吉岡氏によると、目標にしたのは欧州製高級サルーンの乗り心地だ。具体的にどのクルマを比較対象としたのかは教えてもらえなかったが、「V12、V8搭載モデル」との言葉があったので、おそらくロールスロイスやメルセデス・ベンツ「Sクラス」あたりかと思われる。新型アル/ヴェルの開発では東富士のテストコースを「匠」ドライバー(同席していた車両技術開発部の佐藤茂グランドエキスパート)とともに走り込み、乗り心地の研究をつづけたのだという。

ミニバンでありながらラグジュアリーサルーンを超える乗り心地を目指すという高い目標は、電動化によって達成できるというのが吉岡氏の見立て。新型アルファードにはプラグインハイブリッド車(PHEV)が登場する予定だが、モーター走行時には前出の2台を上回る静粛性や乗り心地が達成できているのかもしれない。

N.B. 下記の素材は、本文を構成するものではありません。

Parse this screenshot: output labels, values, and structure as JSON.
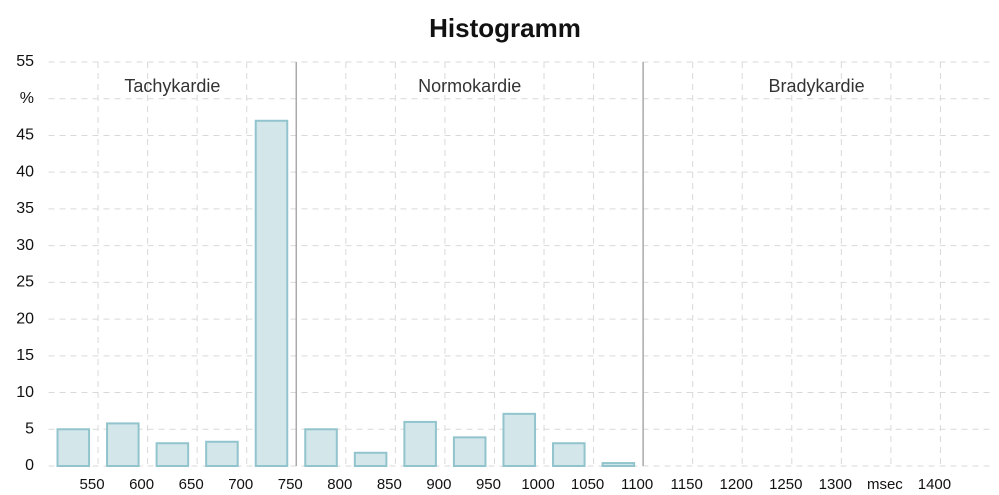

こうなってくるとアルファードのBEV(電気自動車)モデルも視野に入ってくるのだが、その点について吉岡氏は、「VIPを乗せるクルマとしては、遠くの目的地であっても絶対に到着できなければなりません。電欠の心配がないPHEVが現状での最適解ではないでしょうか」と話していた。

さらに将来の取り組みとしては、アルファードのような量産車でも、欧州のトップエンドがやっているようなハンドメイドのカスタマイズまでやっていく必要があるのでは、との見解だった。